MEDIA RELEASE 21 June 2022 |
New research reveals more Greater Gliders at risk from logging in Wombat Forest as national park designation delayed
New research has uncovered a population hotspot of the Greater Glider in Wombat Forest, a discovery that is set to trigger Victoria’s protection act and restrict VicForests’ proposed logging of the area.
The population survey, conducted over three nights in January 2022 by citizen scientists supported by the Victorian National Parks Association, recorded an unexpected 40 Greater Gliders, four Koalas and even a Powerful Owl, Australia’s largest owl species. Footage of the Greater Gliders is here.
“We were expecting to spot a few Greater Gliders but to see such a dense population, especially this far west and after a third of their habitat was destroyed in the 2019/20 bushfires in eastern Victoria was really thrilling,” said Matt Ruchel, executive director of Victorian National Parks Association.
“The discovery of a Greater Glider population hotspot demands that all logging in the area must immediately stop and further investigation be urgently undertaken.”
The density of the population meets the threshold for protection under the State Government Action Statement for the Greater Glider. That requires VicForests to retain at least 40% of the basal area (number & size of tree stems) of eucalypts across each timber harvesting coupe, prioritising live, hollow bearing trees.
The discovery comes amid growing frustration with the Andrews Government, which despite designating the Wombat Forest as a national park 12 months ago has inexplicably expanded forestry and salvage logging in the area.
“Greater Gliders are Australia’s largest gliding marsupial but habitat destruction has seen their numbers dwindle. They won’t be safe until Wombat Forest is a National Park.”
“The Andrews Government is very keen to promote its conservation track record but a media release announcing a national park doesn’t protect anything if it’s not legislated.”

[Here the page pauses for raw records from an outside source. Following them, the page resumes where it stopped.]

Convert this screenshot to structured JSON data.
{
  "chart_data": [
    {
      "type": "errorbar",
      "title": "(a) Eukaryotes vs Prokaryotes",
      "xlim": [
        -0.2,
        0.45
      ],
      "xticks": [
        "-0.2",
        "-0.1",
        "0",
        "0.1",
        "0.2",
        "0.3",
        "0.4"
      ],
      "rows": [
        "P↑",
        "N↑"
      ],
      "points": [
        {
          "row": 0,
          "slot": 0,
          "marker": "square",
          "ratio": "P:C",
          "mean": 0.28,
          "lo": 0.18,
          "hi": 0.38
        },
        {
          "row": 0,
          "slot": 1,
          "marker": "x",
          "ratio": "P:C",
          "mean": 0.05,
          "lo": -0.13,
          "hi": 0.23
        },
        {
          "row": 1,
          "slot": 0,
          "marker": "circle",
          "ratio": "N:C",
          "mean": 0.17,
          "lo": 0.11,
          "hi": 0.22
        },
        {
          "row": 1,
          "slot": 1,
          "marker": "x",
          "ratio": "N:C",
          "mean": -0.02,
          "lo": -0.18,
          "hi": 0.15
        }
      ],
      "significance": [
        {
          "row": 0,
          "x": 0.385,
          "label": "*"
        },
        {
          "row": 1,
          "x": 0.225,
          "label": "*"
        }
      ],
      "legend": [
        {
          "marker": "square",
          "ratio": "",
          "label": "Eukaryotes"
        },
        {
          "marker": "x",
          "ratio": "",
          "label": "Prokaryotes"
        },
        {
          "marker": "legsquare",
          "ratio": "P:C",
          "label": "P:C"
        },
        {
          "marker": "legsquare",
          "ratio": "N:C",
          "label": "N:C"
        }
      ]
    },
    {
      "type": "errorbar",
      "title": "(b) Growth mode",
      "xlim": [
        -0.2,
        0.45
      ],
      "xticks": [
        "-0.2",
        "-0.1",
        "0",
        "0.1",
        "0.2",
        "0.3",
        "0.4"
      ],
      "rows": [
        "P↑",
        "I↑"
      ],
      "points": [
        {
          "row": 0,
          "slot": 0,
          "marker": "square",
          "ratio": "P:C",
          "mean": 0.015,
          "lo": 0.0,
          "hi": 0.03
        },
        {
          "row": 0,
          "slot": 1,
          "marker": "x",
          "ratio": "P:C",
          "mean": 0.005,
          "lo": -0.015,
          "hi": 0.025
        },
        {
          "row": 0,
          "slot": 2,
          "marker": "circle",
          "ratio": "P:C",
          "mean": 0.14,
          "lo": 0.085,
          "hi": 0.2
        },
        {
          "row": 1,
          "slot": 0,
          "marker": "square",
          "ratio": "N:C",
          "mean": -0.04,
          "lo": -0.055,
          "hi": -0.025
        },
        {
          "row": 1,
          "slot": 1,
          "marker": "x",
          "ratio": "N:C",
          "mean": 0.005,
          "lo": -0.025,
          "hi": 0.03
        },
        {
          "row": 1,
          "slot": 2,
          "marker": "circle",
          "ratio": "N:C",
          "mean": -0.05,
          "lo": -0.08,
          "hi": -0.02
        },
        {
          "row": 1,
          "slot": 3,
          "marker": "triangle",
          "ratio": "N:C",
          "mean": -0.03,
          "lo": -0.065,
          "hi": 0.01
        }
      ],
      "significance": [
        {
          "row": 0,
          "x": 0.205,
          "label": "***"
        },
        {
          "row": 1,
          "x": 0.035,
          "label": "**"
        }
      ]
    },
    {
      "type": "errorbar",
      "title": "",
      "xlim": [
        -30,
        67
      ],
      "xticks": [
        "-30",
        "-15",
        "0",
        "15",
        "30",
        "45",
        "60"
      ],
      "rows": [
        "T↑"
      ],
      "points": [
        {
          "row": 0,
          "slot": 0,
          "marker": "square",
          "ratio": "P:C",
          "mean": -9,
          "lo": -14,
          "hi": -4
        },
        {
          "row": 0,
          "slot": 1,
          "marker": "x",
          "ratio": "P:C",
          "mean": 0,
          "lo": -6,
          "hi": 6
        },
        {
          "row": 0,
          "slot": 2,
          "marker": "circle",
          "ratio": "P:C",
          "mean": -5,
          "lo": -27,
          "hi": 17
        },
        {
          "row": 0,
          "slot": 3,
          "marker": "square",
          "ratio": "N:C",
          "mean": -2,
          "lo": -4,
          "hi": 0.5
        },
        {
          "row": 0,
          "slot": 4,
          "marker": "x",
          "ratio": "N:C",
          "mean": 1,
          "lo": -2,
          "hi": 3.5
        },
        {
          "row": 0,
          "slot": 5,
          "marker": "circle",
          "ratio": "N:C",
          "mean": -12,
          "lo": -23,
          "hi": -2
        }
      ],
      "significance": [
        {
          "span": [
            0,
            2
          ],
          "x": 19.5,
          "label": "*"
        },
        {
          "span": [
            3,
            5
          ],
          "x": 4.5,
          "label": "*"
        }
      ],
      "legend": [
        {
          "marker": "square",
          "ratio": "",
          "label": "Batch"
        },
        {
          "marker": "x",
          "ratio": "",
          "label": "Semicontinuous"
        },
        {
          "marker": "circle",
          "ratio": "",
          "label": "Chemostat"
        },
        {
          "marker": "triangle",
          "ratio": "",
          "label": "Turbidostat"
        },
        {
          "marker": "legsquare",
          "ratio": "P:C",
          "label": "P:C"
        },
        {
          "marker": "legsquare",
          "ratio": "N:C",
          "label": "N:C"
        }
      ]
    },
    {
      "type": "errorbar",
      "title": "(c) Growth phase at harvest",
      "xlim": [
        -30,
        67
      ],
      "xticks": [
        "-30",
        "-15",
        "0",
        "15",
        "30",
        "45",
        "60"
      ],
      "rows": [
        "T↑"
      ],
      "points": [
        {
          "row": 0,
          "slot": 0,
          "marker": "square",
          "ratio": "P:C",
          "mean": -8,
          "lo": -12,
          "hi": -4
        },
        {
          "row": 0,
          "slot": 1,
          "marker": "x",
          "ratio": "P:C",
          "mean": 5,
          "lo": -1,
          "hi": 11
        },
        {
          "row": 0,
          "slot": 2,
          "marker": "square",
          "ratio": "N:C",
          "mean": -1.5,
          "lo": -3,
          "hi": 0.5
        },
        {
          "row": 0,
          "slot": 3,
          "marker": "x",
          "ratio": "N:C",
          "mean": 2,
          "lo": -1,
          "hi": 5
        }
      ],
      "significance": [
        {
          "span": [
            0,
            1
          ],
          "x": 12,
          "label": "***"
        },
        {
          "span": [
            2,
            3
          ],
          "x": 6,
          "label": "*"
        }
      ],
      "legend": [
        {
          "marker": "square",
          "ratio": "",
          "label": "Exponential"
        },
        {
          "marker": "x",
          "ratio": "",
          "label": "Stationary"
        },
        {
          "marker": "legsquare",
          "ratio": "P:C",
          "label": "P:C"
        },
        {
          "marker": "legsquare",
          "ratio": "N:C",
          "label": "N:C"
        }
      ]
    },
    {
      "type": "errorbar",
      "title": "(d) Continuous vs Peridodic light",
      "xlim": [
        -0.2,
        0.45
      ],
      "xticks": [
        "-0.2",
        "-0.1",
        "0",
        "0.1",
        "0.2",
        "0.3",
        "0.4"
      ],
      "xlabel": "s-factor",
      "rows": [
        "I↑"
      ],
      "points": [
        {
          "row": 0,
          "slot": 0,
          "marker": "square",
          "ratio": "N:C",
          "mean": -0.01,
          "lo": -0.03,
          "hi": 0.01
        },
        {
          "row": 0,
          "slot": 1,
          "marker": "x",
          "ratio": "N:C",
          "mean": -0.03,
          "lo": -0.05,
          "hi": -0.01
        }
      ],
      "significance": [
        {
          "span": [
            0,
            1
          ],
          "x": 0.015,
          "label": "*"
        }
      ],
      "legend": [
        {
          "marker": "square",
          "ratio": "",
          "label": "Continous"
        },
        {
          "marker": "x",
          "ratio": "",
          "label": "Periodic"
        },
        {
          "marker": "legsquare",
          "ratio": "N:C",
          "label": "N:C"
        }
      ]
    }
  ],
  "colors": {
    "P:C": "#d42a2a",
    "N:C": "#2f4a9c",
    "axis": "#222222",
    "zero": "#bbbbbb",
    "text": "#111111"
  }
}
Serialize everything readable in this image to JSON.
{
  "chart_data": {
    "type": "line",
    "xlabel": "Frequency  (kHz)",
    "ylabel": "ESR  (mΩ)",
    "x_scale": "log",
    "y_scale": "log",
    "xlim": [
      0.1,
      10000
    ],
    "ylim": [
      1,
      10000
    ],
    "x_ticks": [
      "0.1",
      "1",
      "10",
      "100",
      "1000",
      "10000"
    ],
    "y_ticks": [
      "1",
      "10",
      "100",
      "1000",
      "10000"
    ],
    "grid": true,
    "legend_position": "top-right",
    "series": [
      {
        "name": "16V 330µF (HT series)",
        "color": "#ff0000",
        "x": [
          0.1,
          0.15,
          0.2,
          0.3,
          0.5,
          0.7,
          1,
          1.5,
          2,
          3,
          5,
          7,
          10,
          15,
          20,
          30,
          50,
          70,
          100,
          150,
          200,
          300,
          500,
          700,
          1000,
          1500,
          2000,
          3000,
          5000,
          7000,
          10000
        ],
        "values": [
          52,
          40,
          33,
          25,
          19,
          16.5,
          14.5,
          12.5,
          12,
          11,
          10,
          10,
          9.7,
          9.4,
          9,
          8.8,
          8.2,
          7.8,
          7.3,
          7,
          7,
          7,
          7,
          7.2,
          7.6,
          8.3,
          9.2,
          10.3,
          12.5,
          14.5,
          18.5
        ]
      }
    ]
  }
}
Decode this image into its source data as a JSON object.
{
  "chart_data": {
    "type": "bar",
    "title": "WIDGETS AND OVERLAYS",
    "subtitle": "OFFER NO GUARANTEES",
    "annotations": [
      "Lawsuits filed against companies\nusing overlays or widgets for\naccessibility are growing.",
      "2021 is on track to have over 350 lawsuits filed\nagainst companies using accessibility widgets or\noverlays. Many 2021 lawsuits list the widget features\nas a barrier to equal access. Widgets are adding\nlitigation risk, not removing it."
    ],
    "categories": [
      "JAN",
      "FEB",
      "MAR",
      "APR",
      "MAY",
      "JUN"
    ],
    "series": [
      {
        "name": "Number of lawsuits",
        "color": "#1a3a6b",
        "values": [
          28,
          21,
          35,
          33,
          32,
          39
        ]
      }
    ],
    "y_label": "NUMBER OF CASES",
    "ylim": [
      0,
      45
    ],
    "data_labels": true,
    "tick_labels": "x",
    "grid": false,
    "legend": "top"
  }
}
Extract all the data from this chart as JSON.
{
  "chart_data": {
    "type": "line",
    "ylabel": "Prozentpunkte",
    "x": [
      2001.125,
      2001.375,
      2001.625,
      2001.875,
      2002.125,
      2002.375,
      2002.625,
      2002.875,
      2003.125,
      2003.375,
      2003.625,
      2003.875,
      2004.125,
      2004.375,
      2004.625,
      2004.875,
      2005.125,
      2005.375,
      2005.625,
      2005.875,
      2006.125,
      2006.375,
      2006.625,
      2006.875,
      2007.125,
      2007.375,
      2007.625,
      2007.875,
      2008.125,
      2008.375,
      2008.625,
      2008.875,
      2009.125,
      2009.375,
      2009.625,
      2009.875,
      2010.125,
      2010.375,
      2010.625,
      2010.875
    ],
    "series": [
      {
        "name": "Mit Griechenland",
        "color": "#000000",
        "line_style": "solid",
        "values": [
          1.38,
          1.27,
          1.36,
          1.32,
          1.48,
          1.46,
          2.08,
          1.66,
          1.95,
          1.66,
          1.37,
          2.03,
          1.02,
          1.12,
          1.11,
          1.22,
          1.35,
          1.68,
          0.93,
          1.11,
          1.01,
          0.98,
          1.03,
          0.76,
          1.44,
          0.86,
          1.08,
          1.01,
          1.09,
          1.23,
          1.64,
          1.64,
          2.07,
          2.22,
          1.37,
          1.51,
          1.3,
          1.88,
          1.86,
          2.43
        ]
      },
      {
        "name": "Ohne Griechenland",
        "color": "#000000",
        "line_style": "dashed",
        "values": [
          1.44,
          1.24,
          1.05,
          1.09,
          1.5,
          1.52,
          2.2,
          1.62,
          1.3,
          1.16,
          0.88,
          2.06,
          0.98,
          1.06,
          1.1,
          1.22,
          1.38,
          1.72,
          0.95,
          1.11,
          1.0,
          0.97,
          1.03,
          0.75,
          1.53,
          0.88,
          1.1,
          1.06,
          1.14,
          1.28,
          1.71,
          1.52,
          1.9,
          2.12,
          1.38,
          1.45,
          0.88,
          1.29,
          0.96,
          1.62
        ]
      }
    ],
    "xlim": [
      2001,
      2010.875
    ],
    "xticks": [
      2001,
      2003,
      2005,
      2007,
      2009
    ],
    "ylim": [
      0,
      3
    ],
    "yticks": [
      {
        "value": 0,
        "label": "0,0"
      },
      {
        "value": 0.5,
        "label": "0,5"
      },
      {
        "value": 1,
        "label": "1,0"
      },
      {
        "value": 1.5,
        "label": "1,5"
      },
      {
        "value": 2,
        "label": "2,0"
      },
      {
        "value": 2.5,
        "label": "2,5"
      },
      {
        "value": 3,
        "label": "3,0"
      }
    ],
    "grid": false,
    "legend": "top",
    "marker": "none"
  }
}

The VNPA says that without a clear legislative timeline and the aggressively expanded salvage logging the area will require greater rehabilitation and restoration in the future.
The area where these Greater Gliders were found is across seven planned logging coupes and is surrounded by additional salvage logging coupes. At least one of these coupes also contain records of Greater Gliders.
Under the action statement Greater Glider density equal to or greater than five individuals per spotlight kilometre across seven logging coupes, triggers the 40% cap.
Greater Gliders have seen significant declines in key areas across the state over the last 20 years, and much of the suitable habitat within Victoria has been impacted by the current 2019 -2020 fires. Wombat State Forest (WSF) contains the only population of Greater Gliders west of Melbourne, and is a range-edge population of Greater Gliders in Australia. The nearest population is in the Central Highlands, which are approximately 80km away.